Carjacked

Carjacked: The Culture of the Automobile and Its Effect on Our Lives
Catherine Lutz and Anne Lutz Fernandez
Palgrave Macmillan, 2010, 254 pages, ISBN 9780230618138

If you are solidly or fervently in the carfree camp, this book might exasperate you. Despite the edgy first word in the title, this book is not edgy – it’s gentle. While it offers suggestions for changing the “car system” in America, it does so in a polite, muted way: “We need to rethink what we truly need and reclaim the control and freedom we like to imagine the car has given us.” They are not calling for radical change. Instead, these sisters, who lost a cousin and a close friend in car crashes, write about lessening the negative aspects of cars while still owning a car.

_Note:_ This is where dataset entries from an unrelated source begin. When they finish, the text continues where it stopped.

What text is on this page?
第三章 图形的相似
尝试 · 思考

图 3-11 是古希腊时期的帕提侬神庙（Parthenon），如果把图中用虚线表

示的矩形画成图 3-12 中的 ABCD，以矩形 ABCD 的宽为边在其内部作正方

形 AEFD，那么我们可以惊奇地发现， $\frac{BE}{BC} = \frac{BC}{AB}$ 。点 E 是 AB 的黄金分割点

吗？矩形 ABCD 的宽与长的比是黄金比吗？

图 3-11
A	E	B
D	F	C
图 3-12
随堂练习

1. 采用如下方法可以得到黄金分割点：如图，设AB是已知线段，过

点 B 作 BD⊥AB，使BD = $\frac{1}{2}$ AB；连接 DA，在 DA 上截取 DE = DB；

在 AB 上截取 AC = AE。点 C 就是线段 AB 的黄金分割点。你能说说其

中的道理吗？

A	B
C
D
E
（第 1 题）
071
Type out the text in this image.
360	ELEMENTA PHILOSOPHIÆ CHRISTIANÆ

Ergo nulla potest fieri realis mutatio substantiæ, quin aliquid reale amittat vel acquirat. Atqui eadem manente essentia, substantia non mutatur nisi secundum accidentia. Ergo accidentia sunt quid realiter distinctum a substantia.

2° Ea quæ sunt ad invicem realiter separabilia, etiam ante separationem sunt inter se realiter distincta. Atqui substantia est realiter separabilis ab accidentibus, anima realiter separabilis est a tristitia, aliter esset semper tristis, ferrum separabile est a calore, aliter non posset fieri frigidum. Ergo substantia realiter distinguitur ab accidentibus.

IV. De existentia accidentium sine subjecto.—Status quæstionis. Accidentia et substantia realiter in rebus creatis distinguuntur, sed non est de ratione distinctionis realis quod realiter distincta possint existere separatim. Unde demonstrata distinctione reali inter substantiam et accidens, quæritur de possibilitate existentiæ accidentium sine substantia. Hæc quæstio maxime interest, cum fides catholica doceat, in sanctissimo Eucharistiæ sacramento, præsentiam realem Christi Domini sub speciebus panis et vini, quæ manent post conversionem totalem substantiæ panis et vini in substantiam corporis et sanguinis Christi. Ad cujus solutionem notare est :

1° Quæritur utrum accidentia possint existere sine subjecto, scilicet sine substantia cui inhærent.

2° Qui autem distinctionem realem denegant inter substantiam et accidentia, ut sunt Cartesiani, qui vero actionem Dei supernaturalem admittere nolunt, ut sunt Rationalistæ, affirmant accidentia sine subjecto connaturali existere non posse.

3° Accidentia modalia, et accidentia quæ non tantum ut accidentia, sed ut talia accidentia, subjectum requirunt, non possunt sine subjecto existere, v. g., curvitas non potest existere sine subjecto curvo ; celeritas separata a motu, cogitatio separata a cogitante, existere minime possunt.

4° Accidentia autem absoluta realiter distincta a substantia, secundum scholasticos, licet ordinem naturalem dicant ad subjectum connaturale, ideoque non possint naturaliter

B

The book is well researched and includes many stick-in-your-head details: the average American spends 18.5 hours a week in their car, all the parking spaces in the USA could fill the state of Georgia, car makers spend the equivalent of US$630 on advertising per car sold. The chapters focus on describing the current car system, addressing the downsides (money wasted, lives lost, kilos gained, social inequities created) in a gently relentless way. I enjoyed chapter 2 the most, where they looked at the stories Americans tell themselves about cars (they give us freedom, individuality, status etc.) and poked holes in each myth. Each chapter ends with a suggestion for change, though it’s made quickly and without much detail, such as: “The one thing we can do today to help keep our families healthy is to make the conscious decision to drive less.” The final chapter presents an array of suggestions such as log your driving miles, sell your second or third car, delay your teen’s driving, shop on the Internet and support transportation advocacy groups. I appreciate that they address multiple approaches to changing car culture from buying smaller, used cars and driving less to making driving safer and getting politically involved in transportation issues.

Folks who live without a car are not portrayed in flattering ways. “Carless adults,” they write, “cope with the anxiety or guilt of relying on others for rides or the shame of seeming somehow immature, inadequate, or incompetent.” Riding a bike or walking instead of driving is suggested as a possibility but only for short trips when the weather is nice and the air quality is good. (I wouldn’t leave home for weeks at a time if I followed these guidelines!) But they didn’t write this book for me or anyone else carfree. They wrote it for the millions of people who haven’t given much thought to how they could get around differently. The reviewers on Amazon lauded the book as engaging and thoughtful and noted that it had altered their perspective. Perhaps then this book, in its own way, is radical. It might just sneak up on some unsuspecting drivers and jump start them into rethinking their car.